The production filmed on 18 locations in and around Pondicherry, and a crew of 600 worked on the opening sequences of the film. About 5,500 locals were hired as background actors for a religious ceremony shown in the film. During the scene 110,000 candles were lit. The fictional zoo was created from the town's Botanical Gardens by "creating every enclosure almost as an individual piece of theatre", according to production designer David Gropman.

3. "The landscape was covered in meerkats. And when I appeared, it seemed that all of them turned to me, astonished, like chickens in a farmyard, and stood up."

As his boat drifts on, they come across an island inhabited by meerkats. The island was created partly at a Taiwanese botanical reserve, where they shot within a colony of indigenous banyan trees. Those images were then enhanced with digital imagery and an island was created around them. Production designer David Gropman said the banyan tree location was critical to creating the feel of the island. "I was convinced we couldn't create the island in a convincing way without some inspiration from Mother Nature."

4. "The ship sank. It made a sound like a giant metallic burp. Things bubbled at the surface and then vanished. Everything was screaming: the sea, the wind, my heart."

Pi's family and the animals from the zoo are on a container ship that sinks in a storm. Pi makes it on to a life raft with several animals. Much of the filming was carried out in a self-generating wave tank on a set in Taiwan, the largest constructed for a movie. Sharma, the actor who played Pi at 17, said the tank, which held 1.7 million gallons of water, "began to feel like my home". The sinking of the ship Tsimtsum in the "Storm of God" sequence was largely carried out with computer graphics. The film-makers wanted the ocean to appear "as much a character as possible".

5. "It took me a few seconds to understand what it was. An arching wrinkle around its edge was my clue. It was an eye. It was a whale. Its eye, the size of my head, was looking directly at me."

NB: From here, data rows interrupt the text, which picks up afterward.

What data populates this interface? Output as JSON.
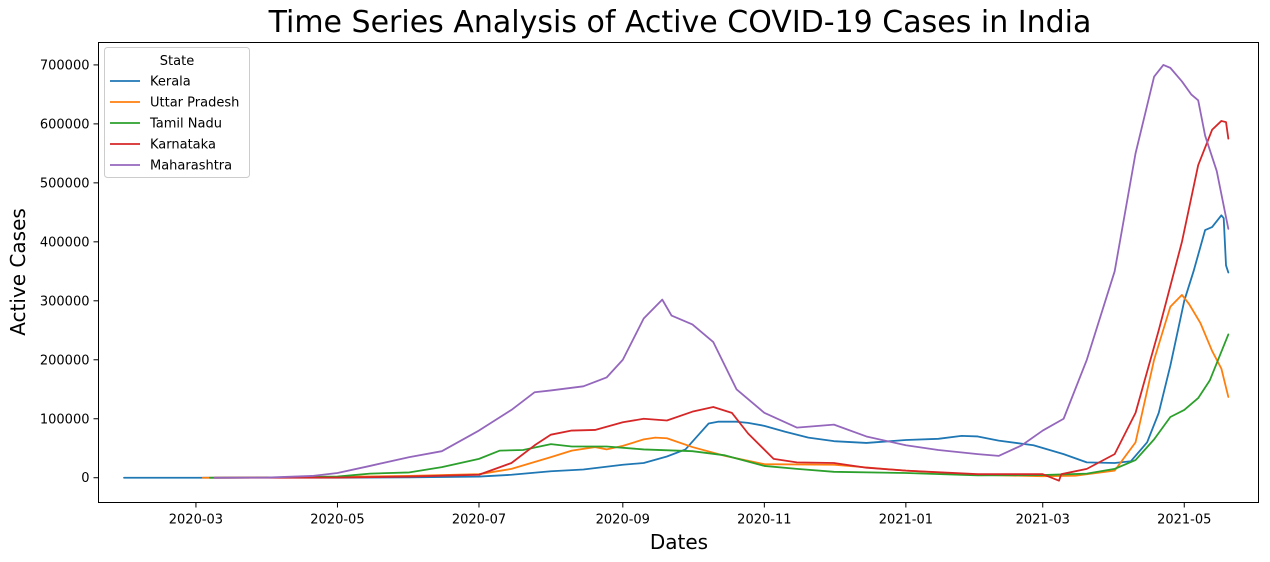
{
  "chart_data": {
    "type": "line",
    "title": "Time Series Analysis of Active COVID-19 Cases in India",
    "xlabel": "Dates",
    "ylabel": "Active Cases",
    "x_range": [
      "2020-01-19",
      "2021-06-02"
    ],
    "ylim": [
      -42000,
      738000
    ],
    "x_ticks": [
      {
        "date": "2020-03-01",
        "label": "2020-03"
      },
      {
        "date": "2020-05-01",
        "label": "2020-05"
      },
      {
        "date": "2020-07-01",
        "label": "2020-07"
      },
      {
        "date": "2020-09-01",
        "label": "2020-09"
      },
      {
        "date": "2020-11-01",
        "label": "2020-11"
      },
      {
        "date": "2021-01-01",
        "label": "2021-01"
      },
      {
        "date": "2021-03-01",
        "label": "2021-03"
      },
      {
        "date": "2021-05-01",
        "label": "2021-05"
      }
    ],
    "y_ticks": [
      0,
      100000,
      200000,
      300000,
      400000,
      500000,
      600000,
      700000
    ],
    "grid": false,
    "legend": {
      "title": "State",
      "position": "top-left"
    },
    "series": [
      {
        "name": "Kerala",
        "color": "#1f77b4",
        "points": [
          [
            "2020-01-30",
            0
          ],
          [
            "2020-03-01",
            0
          ],
          [
            "2020-04-01",
            250
          ],
          [
            "2020-05-01",
            100
          ],
          [
            "2020-06-01",
            600
          ],
          [
            "2020-07-01",
            2000
          ],
          [
            "2020-07-15",
            5000
          ],
          [
            "2020-08-01",
            11000
          ],
          [
            "2020-08-15",
            14000
          ],
          [
            "2020-09-01",
            22000
          ],
          [
            "2020-09-10",
            25000
          ],
          [
            "2020-09-20",
            36000
          ],
          [
            "2020-09-28",
            48000
          ],
          [
            "2020-10-03",
            70000
          ],
          [
            "2020-10-08",
            92000
          ],
          [
            "2020-10-12",
            95000
          ],
          [
            "2020-10-20",
            95000
          ],
          [
            "2020-10-25",
            93000
          ],
          [
            "2020-11-01",
            88000
          ],
          [
            "2020-11-10",
            78000
          ],
          [
            "2020-11-20",
            68000
          ],
          [
            "2020-12-01",
            62000
          ],
          [
            "2020-12-15",
            59000
          ],
          [
            "2021-01-01",
            64000
          ],
          [
            "2021-01-15",
            66000
          ],
          [
            "2021-01-25",
            71000
          ],
          [
            "2021-02-01",
            70000
          ],
          [
            "2021-02-10",
            63000
          ],
          [
            "2021-02-25",
            55000
          ],
          [
            "2021-03-10",
            40000
          ],
          [
            "2021-03-20",
            26000
          ],
          [
            "2021-04-01",
            25000
          ],
          [
            "2021-04-08",
            28000
          ],
          [
            "2021-04-15",
            60000
          ],
          [
            "2021-04-20",
            110000
          ],
          [
            "2021-04-25",
            190000
          ],
          [
            "2021-05-01",
            300000
          ],
          [
            "2021-05-05",
            350000
          ],
          [
            "2021-05-10",
            420000
          ],
          [
            "2021-05-13",
            425000
          ],
          [
            "2021-05-17",
            445000
          ],
          [
            "2021-05-18",
            440000
          ],
          [
            "2021-05-19",
            360000
          ],
          [
            "2021-05-20",
            348000
          ]
        ]
      },
      {
        "name": "Uttar Pradesh",
        "color": "#ff7f0e",
        "points": [
          [
            "2020-03-04",
            0
          ],
          [
            "2020-04-01",
            200
          ],
          [
            "2020-05-01",
            1500
          ],
          [
            "2020-06-01",
            3000
          ],
          [
            "2020-07-01",
            6000
          ],
          [
            "2020-07-15",
            15000
          ],
          [
            "2020-08-01",
            35000
          ],
          [
            "2020-08-10",
            46000
          ],
          [
            "2020-08-20",
            52000
          ],
          [
            "2020-08-25",
            48000
          ],
          [
            "2020-09-01",
            54000
          ],
          [
            "2020-09-10",
            65000
          ],
          [
            "2020-09-15",
            68000
          ],
          [
            "2020-09-20",
            67000
          ],
          [
            "2020-10-01",
            52000
          ],
          [
            "2020-10-15",
            37000
          ],
          [
            "2020-11-01",
            23000
          ],
          [
            "2020-12-01",
            22000
          ],
          [
            "2021-01-01",
            12000
          ],
          [
            "2021-02-01",
            5000
          ],
          [
            "2021-03-01",
            2500
          ],
          [
            "2021-03-15",
            3500
          ],
          [
            "2021-04-01",
            12000
          ],
          [
            "2021-04-10",
            60000
          ],
          [
            "2021-04-18",
            200000
          ],
          [
            "2021-04-25",
            290000
          ],
          [
            "2021-04-30",
            310000
          ],
          [
            "2021-05-03",
            295000
          ],
          [
            "2021-05-08",
            262000
          ],
          [
            "2021-05-13",
            215000
          ],
          [
            "2021-05-17",
            185000
          ],
          [
            "2021-05-20",
            137000
          ]
        ]
      },
      {
        "name": "Tamil Nadu",
        "color": "#2ca02c",
        "points": [
          [
            "2020-03-07",
            0
          ],
          [
            "2020-04-01",
            300
          ],
          [
            "2020-05-01",
            2000
          ],
          [
            "2020-05-15",
            7000
          ],
          [
            "2020-06-01",
            9000
          ],
          [
            "2020-06-15",
            18000
          ],
          [
            "2020-07-01",
            32000
          ],
          [
            "2020-07-10",
            46000
          ],
          [
            "2020-07-20",
            47000
          ],
          [
            "2020-08-01",
            57000
          ],
          [
            "2020-08-10",
            53000
          ],
          [
            "2020-08-25",
            53000
          ],
          [
            "2020-09-10",
            48000
          ],
          [
            "2020-10-01",
            45000
          ],
          [
            "2020-10-15",
            38000
          ],
          [
            "2020-11-01",
            20000
          ],
          [
            "2020-11-15",
            15000
          ],
          [
            "2020-12-01",
            10000
          ],
          [
            "2021-01-01",
            8000
          ],
          [
            "2021-02-01",
            4000
          ],
          [
            "2021-03-01",
            4500
          ],
          [
            "2021-03-20",
            7000
          ],
          [
            "2021-04-01",
            15000
          ],
          [
            "2021-04-10",
            30000
          ],
          [
            "2021-04-18",
            65000
          ],
          [
            "2021-04-25",
            103000
          ],
          [
            "2021-05-01",
            115000
          ],
          [
            "2021-05-07",
            135000
          ],
          [
            "2021-05-12",
            165000
          ],
          [
            "2021-05-20",
            243000
          ]
        ]
      },
      {
        "name": "Karnataka",
        "color": "#d62728",
        "points": [
          [
            "2020-03-09",
            0
          ],
          [
            "2020-04-01",
            100
          ],
          [
            "2020-05-01",
            300
          ],
          [
            "2020-06-01",
            2000
          ],
          [
            "2020-07-01",
            5000
          ],
          [
            "2020-07-15",
            25000
          ],
          [
            "2020-07-25",
            55000
          ],
          [
            "2020-08-01",
            73000
          ],
          [
            "2020-08-10",
            80000
          ],
          [
            "2020-08-20",
            81000
          ],
          [
            "2020-09-01",
            94000
          ],
          [
            "2020-09-10",
            100000
          ],
          [
            "2020-09-20",
            97000
          ],
          [
            "2020-10-01",
            112000
          ],
          [
            "2020-10-10",
            120000
          ],
          [
            "2020-10-18",
            110000
          ],
          [
            "2020-10-25",
            75000
          ],
          [
            "2020-11-05",
            32000
          ],
          [
            "2020-11-15",
            26000
          ],
          [
            "2020-12-01",
            25000
          ],
          [
            "2020-12-15",
            17000
          ],
          [
            "2021-01-01",
            12000
          ],
          [
            "2021-02-01",
            6000
          ],
          [
            "2021-03-01",
            6000
          ],
          [
            "2021-03-08",
            -5000
          ],
          [
            "2021-03-09",
            6000
          ],
          [
            "2021-03-20",
            15000
          ],
          [
            "2021-04-01",
            40000
          ],
          [
            "2021-04-10",
            110000
          ],
          [
            "2021-04-20",
            250000
          ],
          [
            "2021-04-30",
            400000
          ],
          [
            "2021-05-07",
            530000
          ],
          [
            "2021-05-13",
            590000
          ],
          [
            "2021-05-17",
            605000
          ],
          [
            "2021-05-19",
            603000
          ],
          [
            "2021-05-20",
            575000
          ]
        ]
      },
      {
        "name": "Maharashtra",
        "color": "#9467bd",
        "points": [
          [
            "2020-03-09",
            0
          ],
          [
            "2020-04-01",
            300
          ],
          [
            "2020-04-20",
            3000
          ],
          [
            "2020-05-01",
            8000
          ],
          [
            "2020-05-15",
            20000
          ],
          [
            "2020-06-01",
            35000
          ],
          [
            "2020-06-15",
            45000
          ],
          [
            "2020-07-01",
            80000
          ],
          [
            "2020-07-15",
            115000
          ],
          [
            "2020-07-25",
            145000
          ],
          [
            "2020-08-01",
            148000
          ],
          [
            "2020-08-15",
            155000
          ],
          [
            "2020-08-25",
            170000
          ],
          [
            "2020-09-01",
            200000
          ],
          [
            "2020-09-10",
            270000
          ],
          [
            "2020-09-18",
            302000
          ],
          [
            "2020-09-22",
            275000
          ],
          [
            "2020-10-01",
            260000
          ],
          [
            "2020-10-10",
            230000
          ],
          [
            "2020-10-20",
            150000
          ],
          [
            "2020-11-01",
            110000
          ],
          [
            "2020-11-15",
            85000
          ],
          [
            "2020-12-01",
            90000
          ],
          [
            "2020-12-15",
            70000
          ],
          [
            "2021-01-01",
            55000
          ],
          [
            "2021-01-15",
            47000
          ],
          [
            "2021-02-01",
            40000
          ],
          [
            "2021-02-10",
            37000
          ],
          [
            "2021-02-20",
            55000
          ],
          [
            "2021-03-01",
            80000
          ],
          [
            "2021-03-10",
            100000
          ],
          [
            "2021-03-20",
            200000
          ],
          [
            "2021-04-01",
            350000
          ],
          [
            "2021-04-10",
            550000
          ],
          [
            "2021-04-18",
            680000
          ],
          [
            "2021-04-22",
            700000
          ],
          [
            "2021-04-25",
            695000
          ],
          [
            "2021-04-30",
            672000
          ],
          [
            "2021-05-04",
            650000
          ],
          [
            "2021-05-07",
            640000
          ],
          [
            "2021-05-10",
            580000
          ],
          [
            "2021-05-15",
            520000
          ],
          [
            "2021-05-20",
            422000
          ]
        ]
      }
    ]
  }
}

A whale swims right underneath the boat and Pi looks it in the eye. In a change from the book, the whale breaks through the surface and jumps over the boat.

In one of the most stunning images from the film, Pi is drifting on the raft at night surrounded by luminescent plankton. Again the whale was created through visual effects in post production. "The whale breach has a slightly overcranked feel, a slightly slow-motion feel, and to get the weight into the animal is tricky," Erik de Boer, animation supervisor of Rhythm & Hues, told The Daily.

"To push the drama and make it spectacular we just pushed the height of the jump. And the whale comes out of the water completely and it looks cool."

The effects also had to use the bioluminescence to light the whale and inside its mouth.